Father’s Day has been over for a few hours. I suppose I could feel relieved but I don’t, not really. Lately, not having a father has weighed on me more heavily than it has in the past. Certainly, as Father’s Day looms in the horizon and the commercials are all about loving fatherly relationships and the gifts that show your thanks, I have time to wonder what it would be like if I had ever had the opportunity to celebrate Father’s Day and if I ever will. Will there be a day when I have children of my own and I craft presents from infants to a man that I love? As they grow will we create home-made gifts together?

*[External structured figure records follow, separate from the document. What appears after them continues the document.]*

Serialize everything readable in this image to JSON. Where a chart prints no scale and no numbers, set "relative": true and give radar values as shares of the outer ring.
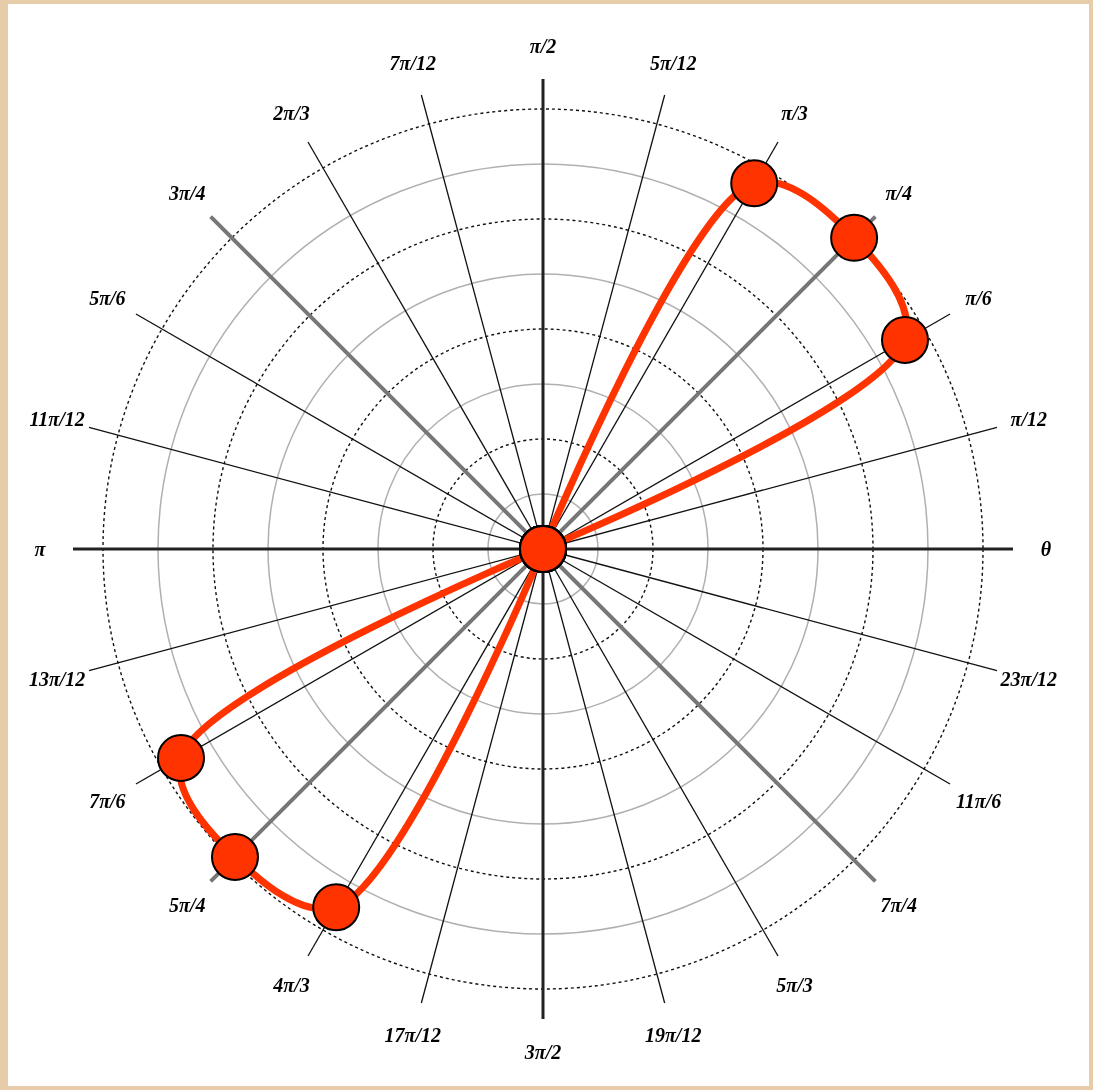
{
  "chart_data": {
    "type": "radar",
    "relative": true,
    "grid": true,
    "legend": false,
    "marker": "circle",
    "categories": [
      "π/2",
      "5π/12",
      "π/3",
      "π/4",
      "π/6",
      "π/12",
      "θ",
      "23π/12",
      "11π/6",
      "7π/4",
      "5π/3",
      "19π/12",
      "3π/2",
      "17π/12",
      "4π/3",
      "5π/4",
      "7π/6",
      "13π/12",
      "π",
      "11π/12",
      "5π/6",
      "3π/4",
      "2π/3",
      "7π/12"
    ],
    "series": [
      {
        "color": "#ff3300",
        "values": [
          0,
          0,
          0.96,
          1.0,
          0.95,
          0,
          0,
          0,
          0,
          0,
          0,
          0,
          0,
          0,
          0.94,
          0.99,
          0.95,
          0,
          0,
          0,
          0,
          0,
          0,
          0
        ]
      }
    ]
  }
}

I can’t blame the people I love for taking their dads for granted because it should be something that you can take for granted. No one should be missing something so critical to development, to happiness, to life. Yet, here I am, lacking a father and more-or-less okay without one. It perhaps took some extra hard work on my part and I fight my tendencies to be sexist (after all, I could easily say that almost every male I have ever trusted has hurt me somehow) on a daily basis but I make the effort and I come out on top in spite of it.

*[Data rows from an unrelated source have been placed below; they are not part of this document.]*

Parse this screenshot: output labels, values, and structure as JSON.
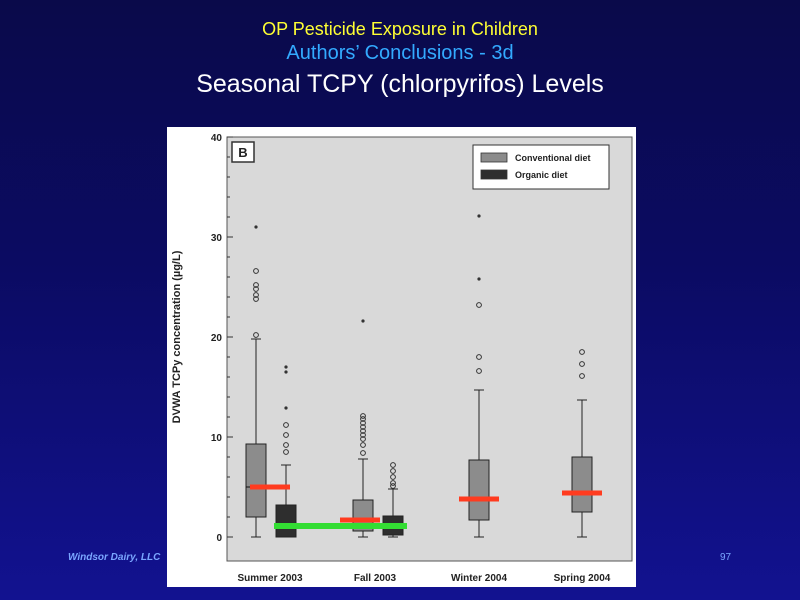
{
  "slide": {
    "title_line1": "OP Pesticide Exposure in Children",
    "title_line2": "Authors’ Conclusions - 3d",
    "title_line3": "Seasonal TCPY (chlorpyrifos) Levels",
    "footer_left": "Windsor Dairy, LLC",
    "page_number": "97"
  },
  "colors": {
    "conventional": "#8c8c8c",
    "organic": "#2e2e2e",
    "median_marker": "#ff3b1f",
    "green_marker": "#33dd33",
    "plot_bg": "#d9d9d9"
  },
  "chart_data": {
    "type": "box",
    "panel_label": "B",
    "ylabel": "DVWA TCPy concentration (µg/L)",
    "xlabel": "",
    "ylim": [
      0,
      40
    ],
    "yticks": [
      0,
      10,
      20,
      30,
      40
    ],
    "categories": [
      "Summer 2003",
      "Fall 2003",
      "Winter 2004",
      "Spring 2004"
    ],
    "legend": {
      "placement": "top-right",
      "entries": [
        "Conventional diet",
        "Organic diet"
      ]
    },
    "boxes": [
      {
        "category": "Summer 2003",
        "series": "Conventional diet",
        "min": 0,
        "q1": 2,
        "median": 5,
        "q3": 9.3,
        "max": 19.8,
        "outliers": [
          20.2,
          23.8,
          24.2,
          24.8,
          25.2,
          26.6
        ],
        "extremes": [
          31
        ]
      },
      {
        "category": "Summer 2003",
        "series": "Organic diet",
        "min": 0,
        "q1": 0,
        "median": 1.1,
        "q3": 3.2,
        "max": 7.2,
        "outliers": [
          8.5,
          9.2,
          10.2,
          11.2
        ],
        "extremes": [
          12.9,
          16.5,
          17
        ]
      },
      {
        "category": "Fall 2003",
        "series": "Conventional diet",
        "min": 0,
        "q1": 0.6,
        "median": 1.7,
        "q3": 3.7,
        "max": 7.8,
        "outliers": [
          8.4,
          9.2,
          9.8,
          10.2,
          10.6,
          11,
          11.4,
          11.8,
          12.1
        ],
        "extremes": [
          21.6
        ]
      },
      {
        "category": "Fall 2003",
        "series": "Organic diet",
        "min": 0,
        "q1": 0.2,
        "median": 1.1,
        "q3": 2.1,
        "max": 4.8,
        "outliers": [
          5.1,
          5.4,
          6,
          6.6,
          7.2
        ],
        "extremes": []
      },
      {
        "category": "Winter 2004",
        "series": "Conventional diet",
        "min": 0,
        "q1": 1.7,
        "median": 3.8,
        "q3": 7.7,
        "max": 14.7,
        "outliers": [
          16.6,
          18,
          23.2
        ],
        "extremes": [
          25.8,
          32.1
        ]
      },
      {
        "category": "Spring 2004",
        "series": "Conventional diet",
        "min": 0,
        "q1": 2.5,
        "median": 4.4,
        "q3": 8,
        "max": 13.7,
        "outliers": [
          16.1,
          17.3,
          18.5
        ],
        "extremes": []
      }
    ],
    "annotations": [
      {
        "type": "median-marker",
        "color": "red",
        "category": "Summer 2003",
        "value": 5
      },
      {
        "type": "median-marker",
        "color": "red",
        "category": "Fall 2003",
        "value": 1.7
      },
      {
        "type": "median-marker",
        "color": "red",
        "category": "Winter 2004",
        "value": 3.8
      },
      {
        "type": "median-marker",
        "color": "red",
        "category": "Spring 2004",
        "value": 4.4
      },
      {
        "type": "horizontal-marker",
        "color": "green",
        "from": "Summer 2003",
        "to": "Fall 2003",
        "value": 1.1
      }
    ]
  }
}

Perhaps that’s all there is to it. To survive this, I control myself because I certainly can’t tell people to stop having fathers or companies to stop posting Father’s Day commercials. Some things just are what they are and, in the meantime, I’m okay.

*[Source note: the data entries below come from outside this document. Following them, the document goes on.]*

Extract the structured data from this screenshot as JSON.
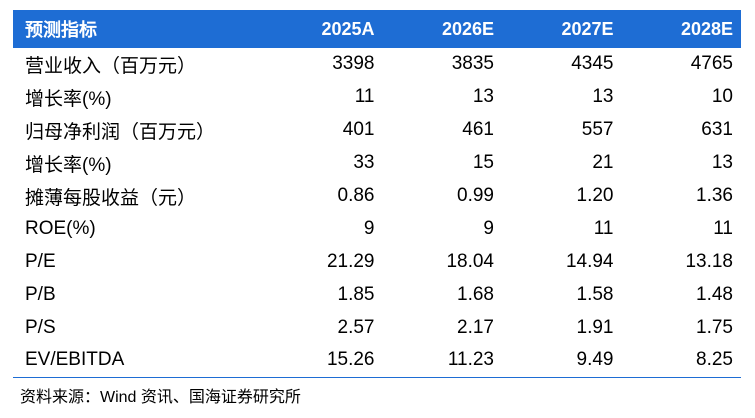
{
  "table": {
    "columns": [
      "预测指标",
      "2025A",
      "2026E",
      "2027E",
      "2028E"
    ],
    "rows": [
      {
        "label": "营业收入（百万元）",
        "values": [
          "3398",
          "3835",
          "4345",
          "4765"
        ]
      },
      {
        "label": "增长率(%)",
        "values": [
          "11",
          "13",
          "13",
          "10"
        ]
      },
      {
        "label": "归母净利润（百万元）",
        "values": [
          "401",
          "461",
          "557",
          "631"
        ]
      },
      {
        "label": "增长率(%)",
        "values": [
          "33",
          "15",
          "21",
          "13"
        ]
      },
      {
        "label": "摊薄每股收益（元）",
        "values": [
          "0.86",
          "0.99",
          "1.20",
          "1.36"
        ]
      },
      {
        "label": "ROE(%)",
        "values": [
          "9",
          "9",
          "11",
          "11"
        ]
      },
      {
        "label": "P/E",
        "values": [
          "21.29",
          "18.04",
          "14.94",
          "13.18"
        ]
      },
      {
        "label": "P/B",
        "values": [
          "1.85",
          "1.68",
          "1.58",
          "1.48"
        ]
      },
      {
        "label": "P/S",
        "values": [
          "2.57",
          "2.17",
          "1.91",
          "1.75"
        ]
      },
      {
        "label": "EV/EBITDA",
        "values": [
          "15.26",
          "11.23",
          "9.49",
          "8.25"
        ]
      }
    ]
  },
  "source": "资料来源：Wind 资讯、国海证券研究所",
  "colors": {
    "header_bg": "#1e6dd4",
    "header_text": "#ffffff"
  }
}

Nothing I can say would make this better at all so I won’t even attempt. I don’t think that having a Father figure or even a Mother figure is critical to development but I understand what you’re getting at. It’s a sucky situation but try to remember that you’re completely awesome.
I don’t think it’s the end of the world if you’re missing a mother or father. Obviously I came out on top but it took a lot of hard work from myself and I still battle things everyday. I am well adjusting despite not having a father. It’s a hurdle that no one should really have to face, I guess.